Since json_array_elements()
can only be used with JSON arrays, split cases and UNION ALL
:
SELECT tuple->'year' AS year, tuple->'category' AS category, json_array_elements(tuple->'laureates') AS r
FROM prizes
WHERE json_typeof(tuple->'laureates') = 'array'
UNION ALL
SELECT tuple->'year' AS year, tuple->'category' AS category, tuple->'laureates'
FROM prizes
WHERE json_typeof(tuple->'laureates') IS DISTINCT FROM 'array';
The manual:
json_typeof
(json
) →text
[...]Returns the type of the top-level JSON value as a text string. Possible types are
object
,array
,string
,number
,boolean
, andnull
. (Thenull
result should not be confused with an SQL NULL; [...])
Note the use of IS DISTINCT FROM
in the second leg. The operator <>
would eliminate rows with (tuple->'laureates') IS NULL
.
jsonb_path_query()
in Postgres 12 or later
With jsonb_path_query()
we don't need to split cases
(like Edouard suggested). But to include rows without laureate
, we need to LEFT JOIN
to it:
SELECT p.id, p.tuple->>'year' AS year, p.tuple->>'category' AS category, l.r
FROM prizes p
LEFT JOIN LATERAL jsonb_path_query((tuple->'laureates')::jsonb, '$[*]', '{"foo":"bar"}') AS l(r) ON true;
db<>fiddle here
See:
- What is the difference between LATERAL JOIN and a subquery in PostgreSQL?

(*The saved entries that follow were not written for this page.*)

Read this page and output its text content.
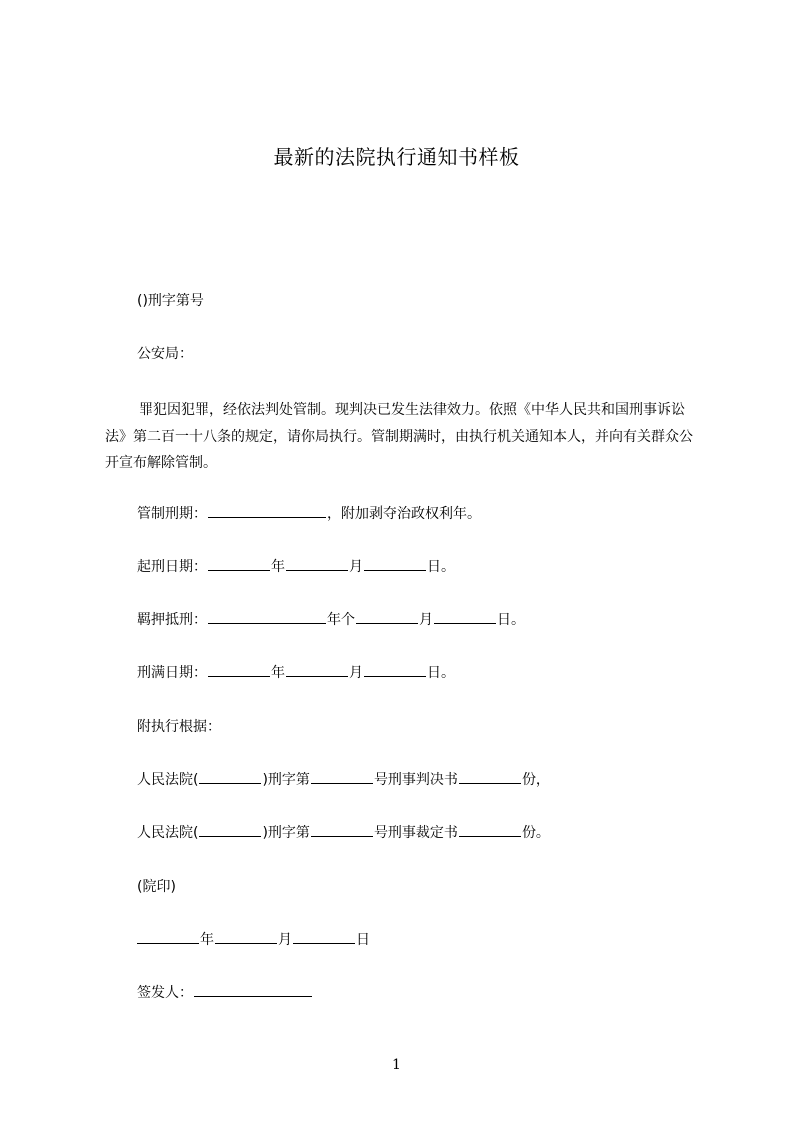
最新的法院执行通知书样板

()刑字第号

公安局：

罪犯因犯罪，经依法判处管制。现判决已发生法律效力。依照《中华人民共和国刑事诉讼法》第二百一十八条的规定，请你局执行。管制期满时，由执行机关通知本人，并向有关群众公开宣布解除管制。

管制刑期：	，附加剥夺治政权利年。

起刑日期：	年	月	日。

羁押抵刑：	年个	月	日。

刑满日期：	年	月	日。

附执行根据：

人民法院(	)刑字第	号刑事判决书	份，

人民法院(	)刑字第	号刑事裁定书	份。

(院印)

年	月	日

签发人：

1
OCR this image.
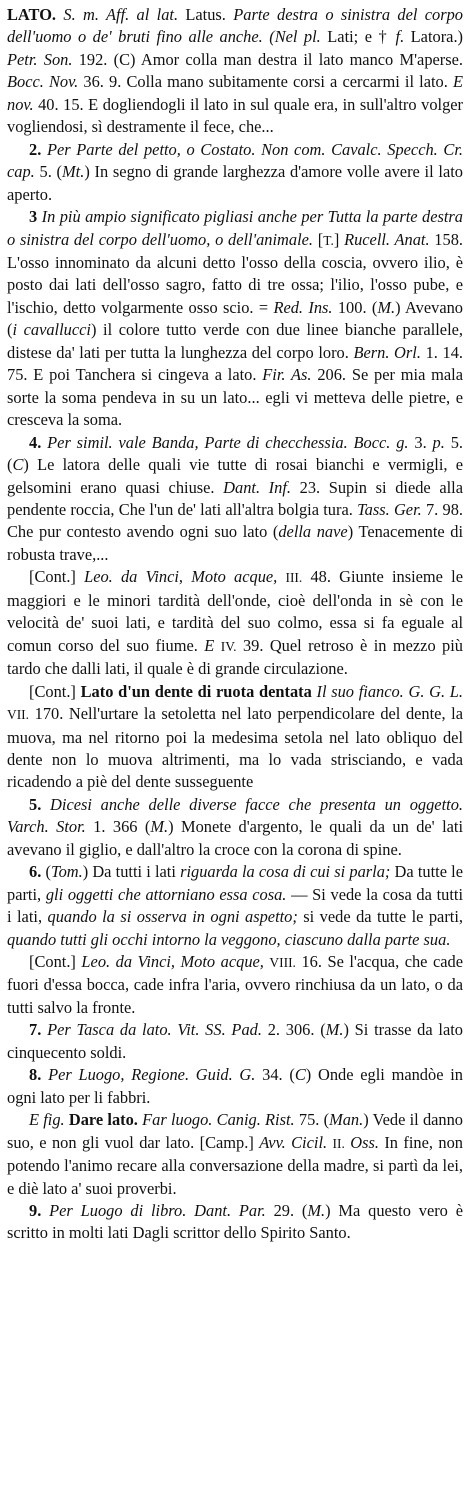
LATO. S. m. Aff. al lat. Latus. Parte destra o sinistra del corpo dell'uomo o de' bruti fino alle anche. (Nel pl. Lati; e † f. Latora.) Petr. Son. 192. (C) Amor colla man destra il lato manco M'aperse. Bocc. Nov. 36. 9. Colla mano subitamente corsi a cercarmi il lato. E nov. 40. 15. E dogliendogli il lato in sul quale era, in sull'altro volger vogliendosi, sì destramente il fece, che...

2. Per Parte del petto, o Costato. Non com. Cavalc. Specch. Cr. cap. 5. (Mt.) In segno di grande larghezza d'amore volle avere il lato aperto.

3 In più ampio significato pigliasi anche per Tutta la parte destra o sinistra del corpo dell'uomo, o dell'animale. [T.] Rucell. Anat. 158. L'osso innominato da alcuni detto l'osso della coscia, ovvero ilio, è posto dai lati dell'osso sagro, fatto di tre ossa; l'ilio, l'osso pube, e l'ischio, detto volgarmente osso scio. = Red. Ins. 100. (M.) Avevano (i cavallucci) il colore tutto verde con due linee bianche parallele, distese da' lati per tutta la lunghezza del corpo loro. Bern. Orl. 1. 14. 75. E poi Tanchera si cingeva a lato. Fir. As. 206. Se per mia mala sorte la soma pendeva in su un lato... egli vi metteva delle pietre, e cresceva la soma.

4. Per simil. vale Banda, Parte di checchessia. Bocc. g. 3. p. 5. (C) Le latora delle quali vie tutte di rosai bianchi e vermigli, e gelsomini erano quasi chiuse. Dant. Inf. 23. Supin si diede alla pendente roccia, Che l'un de' lati all'altra bolgia tura. Tass. Ger. 7. 98. Che pur contesto avendo ogni suo lato (della nave) Tenacemente di robusta trave,...

[Cont.] Leo. da Vinci, Moto acque, III. 48. Giunte insieme le maggiori e le minori tardità dell'onde, cioè dell'onda in sè con le velocità de' suoi lati, e tardità del suo colmo, essa si fa eguale al comun corso del suo fiume. E IV. 39. Quel retroso è in mezzo più tardo che dalli lati, il quale è di grande circulazione.

[Cont.] Lato d'un dente di ruota dentata Il suo fianco. G. G. L. VII. 170. Nell'urtare la setoletta nel lato perpendicolare del dente, la muova, ma nel ritorno poi la medesima setola nel lato obliquo del dente non lo muova altrimenti, ma lo vada strisciando, e vada ricadendo a piè del dente susseguente

5. Dicesi anche delle diverse facce che presenta un oggetto. Varch. Stor. 1. 366 (M.) Monete d'argento, le quali da un de' lati avevano il giglio, e dall'altro la croce con la corona di spine.

6. (Tom.) Da tutti i lati riguarda la cosa di cui si parla; Da tutte le parti, gli oggetti che attorniano essa cosa. — Si vede la cosa da tutti i lati, quando la si osserva in ogni aspetto; si vede da tutte le parti, quando tutti gli occhi intorno la veggono, ciascuno dalla parte sua.

[Cont.] Leo. da Vinci, Moto acque, VIII. 16. Se l'acqua, che cade fuori d'essa bocca, cade infra l'aria, ovvero rinchiusa da un lato, o da tutti salvo la fronte.

7. Per Tasca da lato. Vit. SS. Pad. 2. 306. (M.) Si trasse da lato cinquecento soldi.

8. Per Luogo, Regione. Guid. G. 34. (C) Onde egli mandòe in ogni lato per li fabbri.

E fig. Dare lato. Far luogo. Canig. Rist. 75. (Man.) Vede il danno suo, e non gli vuol dar lato. [Camp.] Avv. Cicil. II. Oss. In fine, non potendo l'animo recare alla conversazione della madre, si partì da lei, e diè lato a' suoi proverbi.

9. Per Luogo di libro. Dant. Par. 29. (M.) Ma questo vero è scritto in molti lati Dagli scrittor dello Spirito Santo.
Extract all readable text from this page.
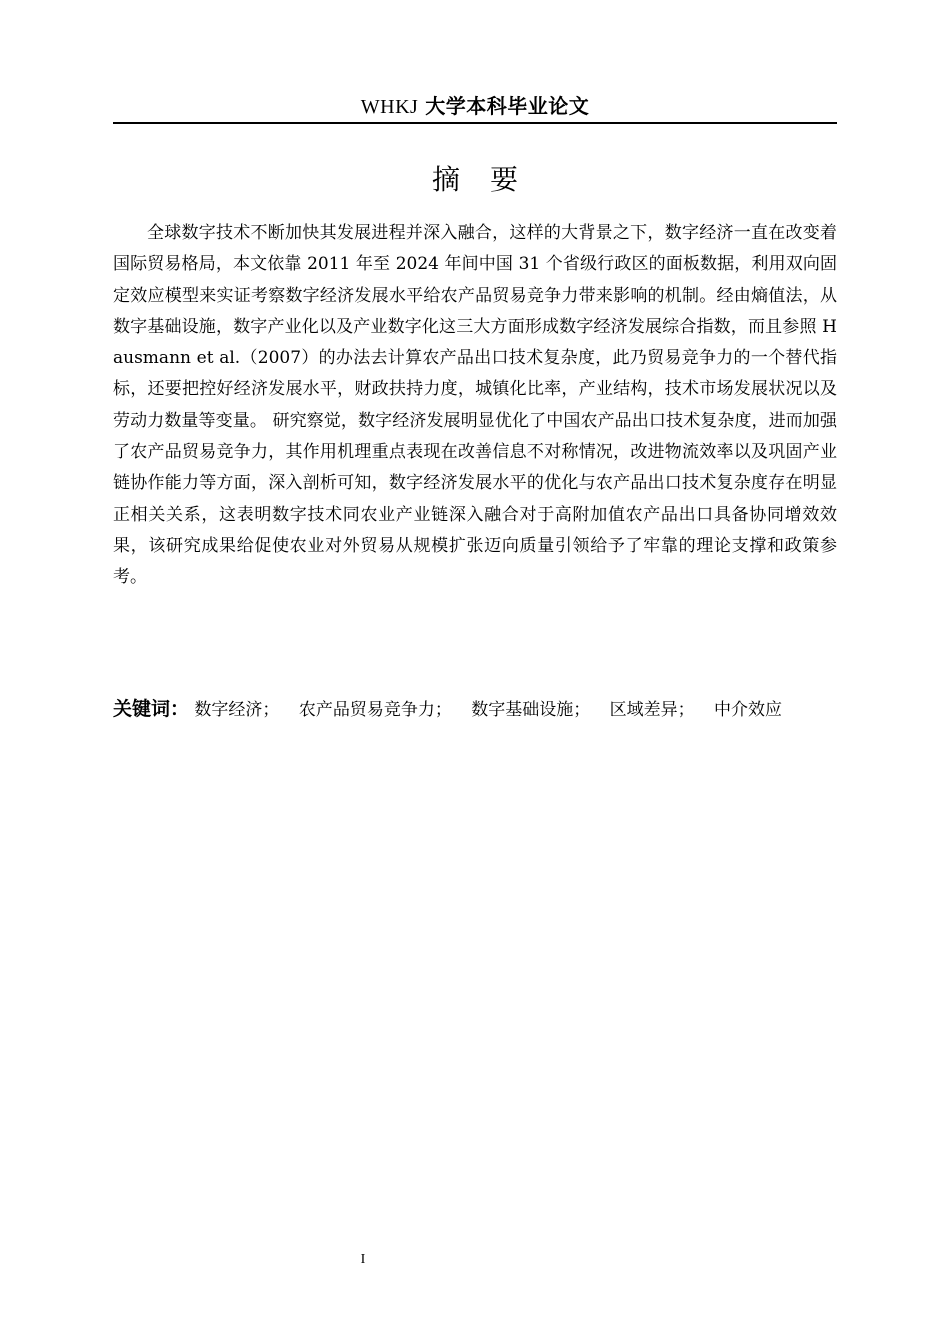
WHKJ 大学本科毕业论文
摘要

全球数字技术不断加快其发展进程并深入融合，这样的大背景之下，数字经济一直在改变着国际贸易格局，本文依靠 2011 年至 2024 年间中国 31 个省级行政区的面板数据，利用双向固定效应模型来实证考察数字经济发展水平给农产品贸易竞争力带来影响的机制。经由熵值法，从数字基础设施，数字产业化以及产业数字化这三大方面形成数字经济发展综合指数，而且参照 Hausmann et al.（2007）的办法去计算农产品出口技术复杂度，此乃贸易竞争力的一个替代指标，还要把控好经济发展水平，财政扶持力度，城镇化比率，产业结构，技术市场发展状况以及劳动力数量等变量。 研究察觉，数字经济发展明显优化了中国农产品出口技术复杂度，进而加强了农产品贸易竞争力，其作用机理重点表现在改善信息不对称情况，改进物流效率以及巩固产业链协作能力等方面，深入剖析可知，数字经济发展水平的优化与农产品出口技术复杂度存在明显正相关关系，这表明数字技术同农业产业链深入融合对于高附加值农产品出口具备协同增效效果，该研究成果给促使农业对外贸易从规模扩张迈向质量引领给予了牢靠的理论支撑和政策参考。

关键词： 数字经济； 农产品贸易竞争力； 数字基础设施； 区域差异； 中介效应
I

If you are using PostGreSQL version 12 or above, then you can use jsonb_path_query
instead of json_array_elements
like this :
SELECT tuple->>'year'
, tuple->>'category'
, jsonb_path_query((tuple->'laureates') :: jsonb, '$[*]')
FROM prizes
jsonb_path_query
is going to break down tuple->'laureates'
when it is a json array, but is won't fail when tuple->'laureates'
is not a json array.
see the test result in dbfiddle.
see the SQL/JSON Path Language in the manual.